During your visit to the Kauffman Legacy Park, don’t miss the Anita Gorman Conservation Discovery Center. There you’ll find a variety of interesting exhibits showcasing Missouri’s many natural environments and their history. The Missouri Department of Conservation manages and maintains the Conservation Center and provides free nature education for both children and adults. The Gorman Conservation Discovery Center also hosts a changing lineup of nature programs for participation of guests of all ages. Their programs range from learning about native plants to learning new outdoor skills The Conservation Center is free to visit and is open Tuesday-Friday from 8 a.m. – 5 p.m. and on Saturday from 9 a.m. – 4 p.m. You can learn more about their upcoming events here!
Loose Park Japanese Garden
If you’re in search for a peaceful place to relax and meditate in nature, look no further than the Japanese Garden in Loose Park. The Japanese Garden is open to visitors during regular park hours and is located directly next to the Loose Park Garden Center.
Kansas City received this beautiful garden back in 2006 as part of a cultural exchange with “Sister City” Kurashiki in Japan. The year 2022 marks the 50th anniversary of the city-sisterhood between Kansas City and Kurashiki. Kurashiki is Kansas City’s second-longest Sister City relationship (after Sister City Seville, Spain – celebrating a 55-year relationship as of 2022). Fun fact: Kansas City has a total of 12 Sister Cities throughout the world!
Famed Japanese garden designer, Koji Morimoto, helped with the planning and construction of the Japanese Garden. Morimoto is also known for helping design the Kay McFarland Japanese Garden at the “World Famous” Topeka Zoo!

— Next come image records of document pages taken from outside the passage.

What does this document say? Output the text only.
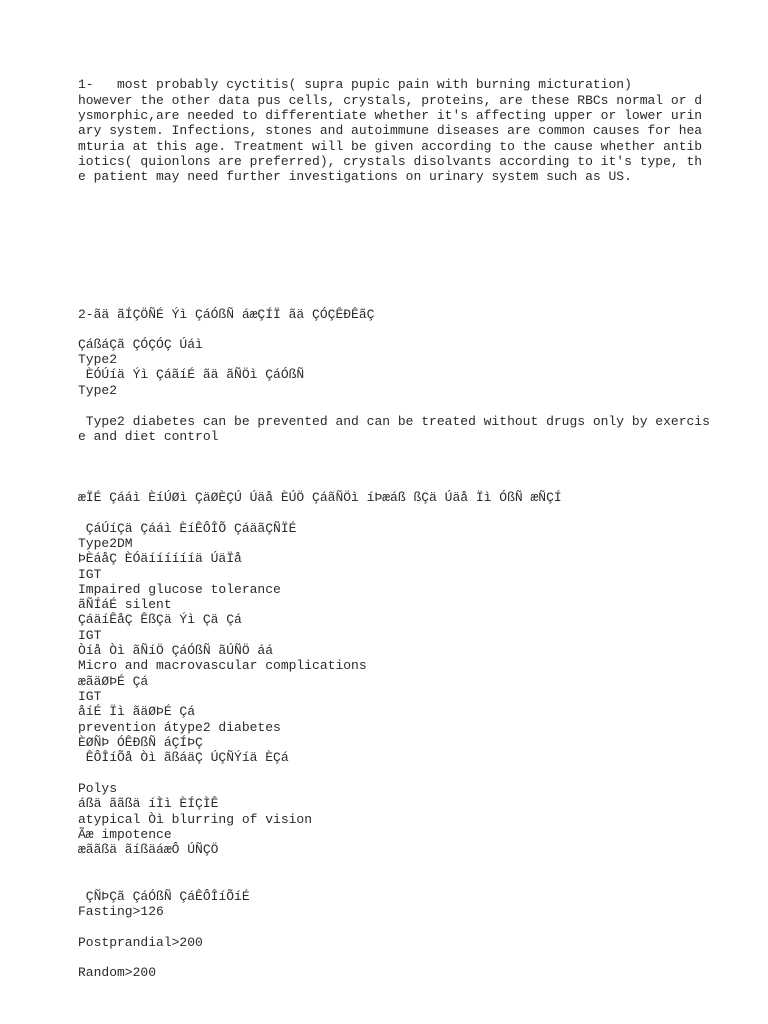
1-   most probably cyctitis( supra pupic pain with burning micturation)

however the other data pus cells, crystals, proteins, are these RBCs normal or d

ysmorphic,are needed to differentiate whether it's affecting upper or lower urin

ary system. Infections, stones and autoimmune diseases are common causes for hea

mturia at this age. Treatment will be given according to the cause whether antib

iotics( quionlons are preferred), crystals disolvants according to it's type, th

e patient may need further investigations on urinary system such as US.

2-ãä ãÍÇÖÑÉ Ýì ÇáÓßÑ áæÇÍÏ ãä ÇÓÇÊÐÊãÇ

ÇáßáÇã ÇÓÇÓÇ Úáì

Type2

ÈÓÚíä Ýì ÇáãíÉ ãä ãÑÖì ÇáÓßÑ

Type2

Type2 diabetes can be prevented and can be treated without drugs only by exercis

e and diet control

æÏÉ Çááì ÈíÚØì ÇäØÈÇÚ Úäå ÈÚÖ ÇáãÑÖì íÞæáß ßÇä Úäå Ïì ÓßÑ æÑÇÍ

ÇáÚíÇä Çááì ÈíÊÔÎÕ ÇáäãÇÑÏÉ

Type2DM

ÞÈáåÇ ÈÓäííííííä ÚäÏå

IGT

Impaired glucose tolerance

ãÑÍáÉ silent

ÇáäíÊåÇ ÊßÇä Ýì Çä Çá

IGT

Òíå Òì ãÑíÖ ÇáÓßÑ ãÚÑÖ áá

Micro and macrovascular complications

æãäØÞÉ Çá

IGT

åíÉ Ïì ãäØÞÉ Çá

prevention átype2 diabetes

ÈØÑÞ ÓÊÐßÑ áÇÍÞÇ

ÊÔÎíÕå Òì ãßáäÇ ÚÇÑÝíä ÈÇá

Polys

áßä ããßä íÌì ÈÍÇÌÊ

atypical Òì blurring of vision

Ãæ impotence

æããßä ãíßäáæÔ ÚÑÇÖ

ÇÑÞÇã ÇáÓßÑ ÇáÊÔÎíÕíÉ

Fasting>126

Postprandial>200

Random>200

Within Loose Park’s Japanese Garden, you’ll find a soothing ornamental fountain, large boulders, and beautiful ground cover shrubs donated at the time of the garden’s dedication. This cozy garden is accessed through a bamboo gate on the south side of the garden center. A plaque commemorating the cultural exchange is located to the right of the entry.
Along with the beautiful outdoor garden, the park also received a traditional Japanese Tea Room, located within the Garden Center. Here, guests can take part in a traditional Japanese Tea ceremony hosted by an official Tea Master. Be advised, the Tea Ceremony space is intimate, with room for only three participants. The ceremony lasts around 2 hours and guests sit on pillows on tatami mats. Unfortunately, the Tea Room was closed down during the global pandemic – but supporters are working to reopen the space as soon as it is possible.
The Heart of America Japan-America Society‘s “Friends of the Japanese Tea Room and Garden” workgroup hosts monthly Saturday morning work sessions from March through November to assist Parks and Recreation and Loose Park staff in the cleanup and maintenance of the garden.